NIH’S $12 Billion Waste Condemned in New D.C. Ad
PETA Denounces 90 Percent Failure Rate of Animal Experiments to Lead to Therapies for Humans
For Immediate Release:
January 29, 2018
Contact:
Tasgola Bruner 202-483-7382
Ninety percent of experiments on animals fail to help humans. That’s the message of a new full-page PETA ad slated to run on January 31 in The Hill and The Washington Times that exposes the waste of taxpayer dollars and animal lives by the National Institutes of Health (NIH).
The ad, which shows a hamster on a wheel, reads, “The Reality Is That 90% of NIH Animal Experiments Are Going Nowhere.”
The ad also reveals that each year, NIH spends $12 billion—47 percent of its research budget—on experiments on animals even though multiple studies show that more than 90 percent of animal experiments fail to lead to treatments for humans. Furthermore, 95 percent of pharmaceutical drugs that test safe and effective in animals fail in human clinical trials.
“Experiments on animals are a dead end, and the National Institutes of Health is pouring billions of taxpayer dollars straight down the drain,” says PETA Senior Vice President Kathy Guillermo. “PETA is calling on NIH to stop squandering money and animal lives and instead direct funds toward sophisticated non-animal research methods that will actually help humans suffering from diseases.”

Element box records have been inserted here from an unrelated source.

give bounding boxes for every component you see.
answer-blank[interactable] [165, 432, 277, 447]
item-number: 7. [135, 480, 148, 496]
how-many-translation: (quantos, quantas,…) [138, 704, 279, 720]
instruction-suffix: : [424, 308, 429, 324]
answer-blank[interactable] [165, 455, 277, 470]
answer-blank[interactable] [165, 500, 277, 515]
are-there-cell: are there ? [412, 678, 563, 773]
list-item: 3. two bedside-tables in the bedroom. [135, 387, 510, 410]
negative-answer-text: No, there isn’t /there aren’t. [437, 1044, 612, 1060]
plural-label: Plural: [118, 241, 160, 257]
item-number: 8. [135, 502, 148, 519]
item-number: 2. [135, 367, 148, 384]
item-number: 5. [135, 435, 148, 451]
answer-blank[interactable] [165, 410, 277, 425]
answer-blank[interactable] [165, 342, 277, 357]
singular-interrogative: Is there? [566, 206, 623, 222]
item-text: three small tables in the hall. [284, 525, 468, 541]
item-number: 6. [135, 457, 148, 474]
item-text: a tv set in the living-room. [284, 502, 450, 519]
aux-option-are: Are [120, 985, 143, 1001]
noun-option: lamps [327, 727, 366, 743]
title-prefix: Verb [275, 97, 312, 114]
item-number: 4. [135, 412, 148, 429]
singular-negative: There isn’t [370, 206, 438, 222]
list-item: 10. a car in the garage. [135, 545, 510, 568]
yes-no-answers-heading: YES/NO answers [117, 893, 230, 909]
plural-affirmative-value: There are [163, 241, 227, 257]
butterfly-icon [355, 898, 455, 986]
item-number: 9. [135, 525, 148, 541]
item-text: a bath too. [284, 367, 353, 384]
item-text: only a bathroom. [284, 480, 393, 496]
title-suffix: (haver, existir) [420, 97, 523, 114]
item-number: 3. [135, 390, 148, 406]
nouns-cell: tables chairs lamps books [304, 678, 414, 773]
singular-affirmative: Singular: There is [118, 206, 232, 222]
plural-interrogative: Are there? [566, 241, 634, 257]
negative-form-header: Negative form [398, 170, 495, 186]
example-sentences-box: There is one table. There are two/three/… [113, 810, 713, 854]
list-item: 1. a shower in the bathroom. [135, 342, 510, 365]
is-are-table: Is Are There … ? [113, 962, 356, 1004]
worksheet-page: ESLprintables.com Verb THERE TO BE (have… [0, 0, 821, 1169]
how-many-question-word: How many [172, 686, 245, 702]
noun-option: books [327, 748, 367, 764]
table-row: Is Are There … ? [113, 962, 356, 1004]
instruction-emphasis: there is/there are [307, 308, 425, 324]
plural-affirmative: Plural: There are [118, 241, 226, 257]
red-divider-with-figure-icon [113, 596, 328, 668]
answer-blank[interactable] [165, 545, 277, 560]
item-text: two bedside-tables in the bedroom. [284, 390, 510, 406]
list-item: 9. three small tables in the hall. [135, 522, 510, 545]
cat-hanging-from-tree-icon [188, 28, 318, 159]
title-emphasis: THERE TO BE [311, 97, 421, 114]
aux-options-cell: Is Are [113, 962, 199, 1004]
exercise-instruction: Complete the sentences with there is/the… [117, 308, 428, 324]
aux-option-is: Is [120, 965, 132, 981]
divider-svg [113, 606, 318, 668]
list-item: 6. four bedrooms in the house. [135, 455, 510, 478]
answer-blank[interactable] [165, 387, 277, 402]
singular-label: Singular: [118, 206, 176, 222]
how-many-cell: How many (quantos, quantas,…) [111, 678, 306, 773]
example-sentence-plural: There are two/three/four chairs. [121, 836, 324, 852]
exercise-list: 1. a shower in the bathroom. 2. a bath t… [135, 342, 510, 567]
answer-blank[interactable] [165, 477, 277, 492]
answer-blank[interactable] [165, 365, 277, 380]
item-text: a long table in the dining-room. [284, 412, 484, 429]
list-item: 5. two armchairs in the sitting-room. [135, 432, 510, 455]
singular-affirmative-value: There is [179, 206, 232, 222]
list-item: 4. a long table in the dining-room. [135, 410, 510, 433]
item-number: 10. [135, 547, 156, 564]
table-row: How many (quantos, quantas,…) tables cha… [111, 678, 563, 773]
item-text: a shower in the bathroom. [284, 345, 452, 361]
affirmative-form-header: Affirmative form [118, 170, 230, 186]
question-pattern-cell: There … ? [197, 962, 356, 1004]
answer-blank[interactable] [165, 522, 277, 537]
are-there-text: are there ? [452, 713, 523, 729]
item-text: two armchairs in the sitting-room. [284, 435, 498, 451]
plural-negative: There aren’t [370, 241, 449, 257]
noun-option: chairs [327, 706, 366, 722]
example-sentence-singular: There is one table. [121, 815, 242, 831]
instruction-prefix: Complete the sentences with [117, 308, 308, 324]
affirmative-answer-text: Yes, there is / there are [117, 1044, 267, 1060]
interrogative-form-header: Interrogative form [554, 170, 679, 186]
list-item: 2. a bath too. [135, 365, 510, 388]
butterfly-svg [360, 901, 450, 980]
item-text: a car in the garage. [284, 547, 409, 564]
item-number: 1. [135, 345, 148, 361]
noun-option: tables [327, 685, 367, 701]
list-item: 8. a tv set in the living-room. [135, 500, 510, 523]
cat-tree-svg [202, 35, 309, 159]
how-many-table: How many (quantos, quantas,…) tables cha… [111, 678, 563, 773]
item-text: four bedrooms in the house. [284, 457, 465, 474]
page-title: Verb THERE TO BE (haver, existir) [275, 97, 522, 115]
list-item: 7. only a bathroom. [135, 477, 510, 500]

In the ad, PETA points to several high-cost experiments that NIH gave funds to, including the following:
- $7.6 million to starve monkeys in “caloric restriction” experiments at the University of Wisconsin–Madison
- $15.5 million to addict monkeys and mice to alcohol and then force them to go through withdrawal at Oregon Health & Science University
- $5 million to breed colonies of dogs to have crippling canine muscular dystrophy at the University of North Carolina and Texas A&M University, even though 35 years of experimenting on these dogs has failed to produce an effective treatment for the human form of the disease
NIH has admitted that experiments on animals “often fail to provide good ways to mimic disease or predict how drugs will work in humans, resulting in much wasted time and money.”